El gremio de plateros de Betanzos estaba instituido en la iglesia parroquial de Santa
María del Azogue, bajo la protección de su patroro San Sebastian, representado durante
el martirio y compartiendo el retablo dedicado a San Pedro, advocación que acogía al
gremio de zapateros.
No se trataba de un gremio con muchos asociados, cuando menos tras el incendio
general de la ciudad acaecido en 1569, puesto que a finales de este siglo se cuentan
seis los plateros establecidos en la urbe. En sus talleres solían trabajar auxiliados
por un oficial o un aprendiz, que a la vez atenderla la tienda e incluso la venta
ambulante en las ferias, extremo este último que figura en algún contrato como el que a
continuación transcribimos:
"En la çiudad de Betanços a dos dias del mes de abril de mil y ssºs (seiscientos)
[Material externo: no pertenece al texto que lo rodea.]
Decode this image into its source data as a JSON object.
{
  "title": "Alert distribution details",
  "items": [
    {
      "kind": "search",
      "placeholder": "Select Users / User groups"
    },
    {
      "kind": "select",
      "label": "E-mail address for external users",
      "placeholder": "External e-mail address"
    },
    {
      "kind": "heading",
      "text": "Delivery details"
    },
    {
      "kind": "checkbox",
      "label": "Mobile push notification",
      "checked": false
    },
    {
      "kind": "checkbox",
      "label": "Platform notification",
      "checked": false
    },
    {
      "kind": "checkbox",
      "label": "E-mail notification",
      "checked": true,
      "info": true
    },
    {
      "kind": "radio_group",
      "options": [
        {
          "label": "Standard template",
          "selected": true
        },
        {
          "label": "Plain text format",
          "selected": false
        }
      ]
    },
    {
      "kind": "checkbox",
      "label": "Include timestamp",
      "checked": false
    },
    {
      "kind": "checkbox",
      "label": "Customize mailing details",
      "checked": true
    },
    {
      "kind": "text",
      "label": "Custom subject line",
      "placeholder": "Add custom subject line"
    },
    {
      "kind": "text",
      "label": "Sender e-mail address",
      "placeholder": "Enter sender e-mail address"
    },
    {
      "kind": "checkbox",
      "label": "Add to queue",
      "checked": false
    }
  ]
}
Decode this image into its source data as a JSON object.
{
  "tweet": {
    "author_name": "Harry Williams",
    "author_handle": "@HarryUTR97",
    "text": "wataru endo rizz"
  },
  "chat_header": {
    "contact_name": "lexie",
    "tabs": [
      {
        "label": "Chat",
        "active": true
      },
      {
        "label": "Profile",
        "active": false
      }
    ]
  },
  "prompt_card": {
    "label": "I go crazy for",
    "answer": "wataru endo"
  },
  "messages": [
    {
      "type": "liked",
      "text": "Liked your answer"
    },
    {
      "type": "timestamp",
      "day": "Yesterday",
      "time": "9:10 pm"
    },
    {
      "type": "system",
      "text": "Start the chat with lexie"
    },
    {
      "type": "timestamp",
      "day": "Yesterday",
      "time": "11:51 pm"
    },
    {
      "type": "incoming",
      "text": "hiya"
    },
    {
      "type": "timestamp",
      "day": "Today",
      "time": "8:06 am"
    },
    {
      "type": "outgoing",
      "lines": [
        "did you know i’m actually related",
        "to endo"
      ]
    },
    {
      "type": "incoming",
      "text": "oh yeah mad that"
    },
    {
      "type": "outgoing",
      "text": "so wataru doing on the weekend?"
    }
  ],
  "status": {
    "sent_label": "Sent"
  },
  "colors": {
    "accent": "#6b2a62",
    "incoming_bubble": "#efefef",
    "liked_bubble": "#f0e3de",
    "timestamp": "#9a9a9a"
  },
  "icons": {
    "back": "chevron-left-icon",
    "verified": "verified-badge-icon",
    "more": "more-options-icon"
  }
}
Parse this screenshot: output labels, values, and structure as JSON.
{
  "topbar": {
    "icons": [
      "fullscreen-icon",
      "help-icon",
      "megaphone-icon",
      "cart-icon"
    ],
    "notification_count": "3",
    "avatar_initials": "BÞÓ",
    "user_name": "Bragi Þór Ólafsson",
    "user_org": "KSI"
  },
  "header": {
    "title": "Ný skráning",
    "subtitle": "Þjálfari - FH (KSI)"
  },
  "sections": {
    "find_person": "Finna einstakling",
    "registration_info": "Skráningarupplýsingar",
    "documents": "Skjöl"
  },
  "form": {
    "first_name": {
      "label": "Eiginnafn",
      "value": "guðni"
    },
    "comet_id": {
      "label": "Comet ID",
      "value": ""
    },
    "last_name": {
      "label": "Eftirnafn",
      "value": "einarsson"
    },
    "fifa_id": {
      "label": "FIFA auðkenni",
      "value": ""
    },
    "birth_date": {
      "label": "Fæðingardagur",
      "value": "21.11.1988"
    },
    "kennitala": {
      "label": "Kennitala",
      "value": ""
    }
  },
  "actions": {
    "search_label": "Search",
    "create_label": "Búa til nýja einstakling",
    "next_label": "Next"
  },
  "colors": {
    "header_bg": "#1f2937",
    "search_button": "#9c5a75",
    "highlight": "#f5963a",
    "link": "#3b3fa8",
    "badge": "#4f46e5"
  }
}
y ssª (sesenta) y dos años, por delante de mi escrivano e testigos paresçieron presentes
de la una parte el ayudante Juan Vazquez Mosqueira, Platero vecino de dicha çiudad, y de
la otra domingos Vazquez de neira, moço soltero vecino ansi mismo de dicha çiudad, e
dixeron hestaban concertados, conbenidos e ygualados como por la presente carta se
concertaron, conbenieron e ygualaron en la forma y manera seguiente, en que el dicho
Juan Vazquez Mosqueira a de enssenar y dar ensenado el dicho oficio de platero al dicho
Domingo Vazquez de Neira en tiempo de dos años cunplidos, que comencaron a correr y
contarse desde primero de Enero porximo passado deste presente año asta aseren fenecidos
y acabados, con las calidades y condiciones seguientes, que el dicho Juan Vazquez
Mosqueíra a de tener en su casa, sin cielo, al dicho Domingo Vazquez de Neira y ensenarle
diche oficio de platero y sustentarle de comida y mas necesario dandole cama y lunbre, y
demas dello no le a de obligar a que baya a las ferias sino fuere por su gusto. El qual
dicho domingo Vazquez tanbien a de ser obligado a asistir en la tienda de platero, del
dicho Juan Vazquez Mosqueira, turante los dichos dos años trabajando en dicho oficio y
estando a sus ordenes y mandatos sin acer ausencia ninguna, so pena que si las yciere de
mas de que puede conpelerle a su costa de ello, todos los dias que me faltare de asistir
que a de meter en dicha tienda un oficial a su costa, pagandole por cada día ocho Reales,
y ambos y dos benieran en lo susodicho y lo quisieron y acetaron ansi, y por lo mejor
cunplir dieron todo su poder cunplido a las Justicias de Su Magestad y de su fuero para
que se lo agan cunplír como ssª (sentencia) pasada en cosa juzgada y no apelada cerca de
la renunciacion a todas leis de su fabor y las en firme, y el dicho Domingo Vazquez de
Neira por ser mayor de los catorze años y menor de los veintiuno renuncio las leis que
ablan en su fabor, y juro a Dios ya en la Crus de que doy fe de no yr ni pasar contra lo
conzertado en esta scritura, pordeara sido lesso, enganado ni aterroricado por persona
alguna, ni deste juramento pedira ausolicio na Su ssdª (Santidad) ni su nuncio delegado
ni otro perlado... lo firmaron de sus nombres estando presentes por testigos Domingo
Sanchez e Juan de Mesigos y Jacinto Mandia, vecinos de dicha ciudad, e yo escribano doy
fe, conosco a los otorgantes. [Firmado] Juan Vazquez Mosquera [Rubricado].
[Firmado] Domingo Vazquez Neira [Rubricado]. Paso ante mi [Firmado]
Domingo de Amenedo [Rubricado]".
La calle de los Plateros, la imagen de San Sebastián y algunas piezas por ellos
labradas son testimonio patente de esta actividad gremial en la ciudad de Betanzos.